‘Look at Me: XXXTentacion’ Review: A Life Cut Short

About a half-hour into this documentary, Cleopatra Bernard, the mother of the rapper XXXTentacion, lists the occasions on which her son got a beating from his father. They are numerous. “But,” Bernard concludes, the father “wasn’t abusive.”

Such moments make watching “Look at Me: XXXTentacion” — directed by Sabaah Folayan and executive-produced by Bernard — both fascinating and exasperating.

XXXTentacion, born Jahseh Onfroy, was a Florida rapper whose brief life and career were ended in a 2018 shooting. Before that, his emotive music, incendiary persona and criminal notoriety earned him a fan base of America’s most disaffected children — and multiplatinum record sales.

He learned he had bipolar disorder in his early adolescence, and he was making rap recordings before he turned 15. One such track in the film sounds like a cry for help that went unanswered.

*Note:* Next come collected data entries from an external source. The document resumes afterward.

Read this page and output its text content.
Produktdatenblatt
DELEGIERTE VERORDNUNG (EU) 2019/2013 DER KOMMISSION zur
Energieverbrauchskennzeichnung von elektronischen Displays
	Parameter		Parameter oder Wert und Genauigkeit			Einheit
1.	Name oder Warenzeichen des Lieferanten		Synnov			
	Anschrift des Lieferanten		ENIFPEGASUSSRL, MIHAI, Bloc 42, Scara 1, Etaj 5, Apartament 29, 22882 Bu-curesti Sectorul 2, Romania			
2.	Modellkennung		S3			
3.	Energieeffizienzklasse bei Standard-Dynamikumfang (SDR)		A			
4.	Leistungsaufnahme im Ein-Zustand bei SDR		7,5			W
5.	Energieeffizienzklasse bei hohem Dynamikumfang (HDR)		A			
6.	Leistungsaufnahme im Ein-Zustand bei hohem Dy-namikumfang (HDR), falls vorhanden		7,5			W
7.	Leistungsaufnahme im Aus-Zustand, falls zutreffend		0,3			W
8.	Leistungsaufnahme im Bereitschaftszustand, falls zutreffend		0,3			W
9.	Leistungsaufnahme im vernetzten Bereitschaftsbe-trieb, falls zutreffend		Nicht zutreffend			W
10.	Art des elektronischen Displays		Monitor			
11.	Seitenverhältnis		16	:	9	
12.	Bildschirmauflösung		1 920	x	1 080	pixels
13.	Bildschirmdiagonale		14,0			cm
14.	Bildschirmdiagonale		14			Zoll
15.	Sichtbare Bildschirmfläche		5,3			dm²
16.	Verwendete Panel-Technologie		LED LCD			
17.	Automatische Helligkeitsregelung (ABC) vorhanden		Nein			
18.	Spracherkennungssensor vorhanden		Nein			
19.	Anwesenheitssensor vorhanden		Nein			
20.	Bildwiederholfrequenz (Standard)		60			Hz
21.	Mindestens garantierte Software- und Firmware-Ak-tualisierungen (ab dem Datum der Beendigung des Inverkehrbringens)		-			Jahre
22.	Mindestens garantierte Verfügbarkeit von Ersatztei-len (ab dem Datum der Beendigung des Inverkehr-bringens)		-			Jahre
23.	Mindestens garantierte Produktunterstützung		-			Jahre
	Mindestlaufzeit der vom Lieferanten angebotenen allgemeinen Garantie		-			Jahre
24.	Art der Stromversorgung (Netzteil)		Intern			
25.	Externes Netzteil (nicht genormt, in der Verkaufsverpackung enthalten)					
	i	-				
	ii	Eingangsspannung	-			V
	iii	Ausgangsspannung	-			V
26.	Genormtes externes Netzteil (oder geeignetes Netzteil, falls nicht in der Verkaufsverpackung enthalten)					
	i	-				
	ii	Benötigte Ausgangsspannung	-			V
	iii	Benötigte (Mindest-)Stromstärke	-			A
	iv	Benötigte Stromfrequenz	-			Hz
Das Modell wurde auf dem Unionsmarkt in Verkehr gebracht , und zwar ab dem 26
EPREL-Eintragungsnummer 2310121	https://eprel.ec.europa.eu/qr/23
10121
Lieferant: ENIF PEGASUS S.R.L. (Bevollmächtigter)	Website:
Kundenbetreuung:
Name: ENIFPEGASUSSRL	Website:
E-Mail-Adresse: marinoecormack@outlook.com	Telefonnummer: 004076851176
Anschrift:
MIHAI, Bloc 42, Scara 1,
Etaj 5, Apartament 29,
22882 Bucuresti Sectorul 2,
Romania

A frenetic and sometimes proudly violent person whose brutal beatings of his girlfriend Geneva Ayala are here chronicled in harrowing detail, XXXTentacion used one of his mug shots as the cover for his breakthrough single “Look at Me.”

The film features home video footage of a celebration of his release from jail, at which he accepts platitudes offered by family and management (“do the right thing,” “one day at a time”). After which he flat-out lies about his abusive actions. “She was bruised already,” he says of Ayala.

The musician’s life — and those of many around him — became a terrifying and toxic mix of street culture, mental illness and social media. Speaking of the world outside his circle, Bass Santana, a member of XXXTentacion’s crew, observes, “All these people want to see is us destroy each other.” He seems not wholly cognizant of the larger truth of what he’s saying, and that’s heartbreaking.

Look at Me: XXXTentacion
Not rated. Running time: 1 hour 48 minutes. Watch on Hulu.